02009 New Year's Resolution #9: A Social Networking Policy

This is dumb, but with such a high target for the number of resolutions I plan to make this year, some of them are bound to be duds.

I joined Facebook several months ago. I find that it's much too much of a time-suck. But I keep going back every day. There's something nice about the idea (even if it is only an idea) that there's a place where I can go to find out if anything important has happened in the lives of old friends and that if anything important happens in my life, I can let my old friends know in case it matters to them (and where they can guiltlessly ignore it in case it doesn't).

In practice, at least in my experience so far, Facebook is just a collection of mild amusements, where you get to daily see the faces and names of people you know or used to know. Thats fine. It's still pleasant, even if it's largely devoid of any real substance.

Anyway, so far I have not asked anyone to be my Facebook friend. All of the "friends" I have gathered are people who have invited me to be their "friends". I'm half tempted to resolve to maintain that pattern. But I won't. There are people out there with whom I would like to "reconnect" and I'm sure that some of them (who have not already sought me out) are on Facebook. So, I'm going with a more "genuine" policy towards gathering Facebook friends. Here's my ninth New Year's Resolution of 02009:

I resolve that I will not make efforts to become a shameless "friend accumulator" on Facebook. Anyone I invite to be my Facebook friend will be someone who I remember and for whom I have sincerely fond feelings. I won't indiscriminately invite random people who just happened to be in my high school class, or who just happen to live in my town, or who just happen to work for the same company as me.

Note: I'm not saying that those are invalid approaches to Facebook. I have no objection to people doing those things, if that's the way they want to conduct themselves. In fact, I think that such "openness" is sort of admirable. Why not reach out to people you were too shy to approach in high school? Why not show those who you used to exclude that you've grown past the cliquishness of the old days? Why not reach out to a jock if you were a nerd (or vice versa) and discover that you really aren't all that different after all? Why not just try to expand your social circle?

All admirable.

Hence, I will not refuse an offer of friendship from someone I don't remember or someone I barely remember or someone I never really seemed to have much in common with in the past.

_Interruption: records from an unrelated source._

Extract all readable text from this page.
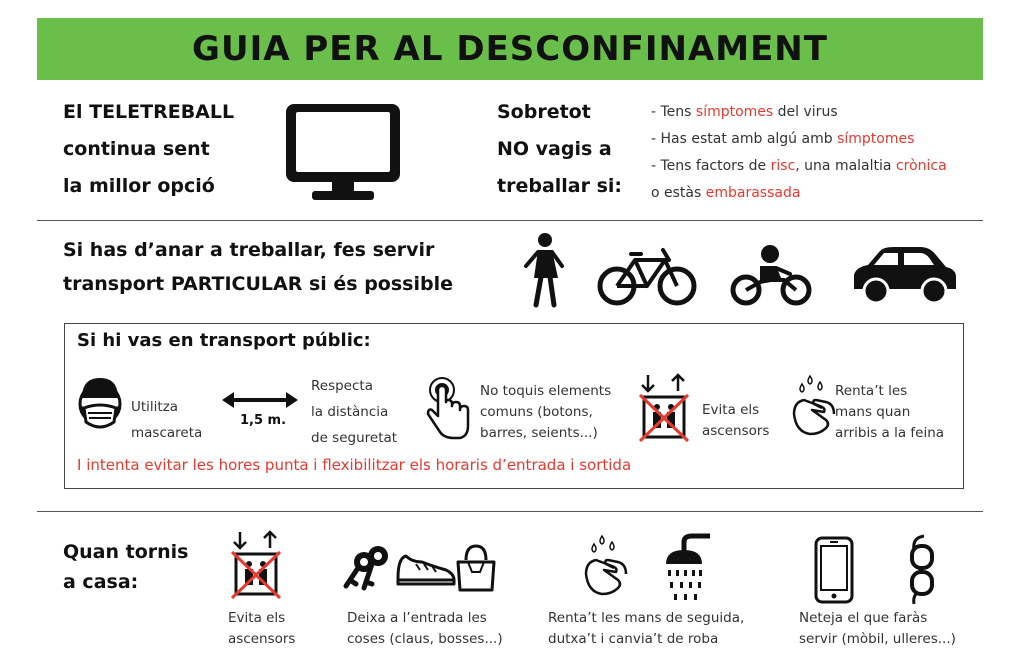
GUIA PER AL DESCONFINAMENT
El TELETREBALL
continua sent
la millor opció
Sobretot
NO vagis a
treballar si:
- Tens símptomes del virus
- Has estat amb algú amb símptomes
- Tens factors de risc, una malaltia crònica
o estàs embarassada
Si has d’anar a treballar, fes servir
transport PARTICULAR si és possible
Si hi vas en transport públic:
Utilitza
mascareta
1,5 m.
Respecta
la distància
de seguretat
No toquis elements
comuns (botons,
barres, seients...)
Evita els
ascensors
Renta’t les
mans quan
arribis a la feina
I intenta evitar les hores punta i flexibilitzar els horaris d’entrada i sortida
Quan tornis
a casa:
Evita els
ascensors
Deixa a l’entrada les
coses (claus, bosses...)
Renta’t les mans de seguida,
dutxa’t i canvia’t de roba
Neteja el que faràs
servir (mòbil, ulleres...)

But I am not going to be the one to make that first step. If you receive a friendship request from me, it will be because I remember you and I have genuinely fond feelings for you. That's all. However, if you want to be my Facebook friend, you shouldn't wait for me to invite you. And if you don't get an invitation from me, you should not consider it a slight. Know that I have a terrible memory, and know that I will probably not spend lots of time searching for people to be friends. If you want to be friends, great. Go ahead and ask. (But if I really can't remember you, and if you can't establish that we have some link -- even as tenuous as merely having attended the same elementary school, I probably won't accept that invitation.)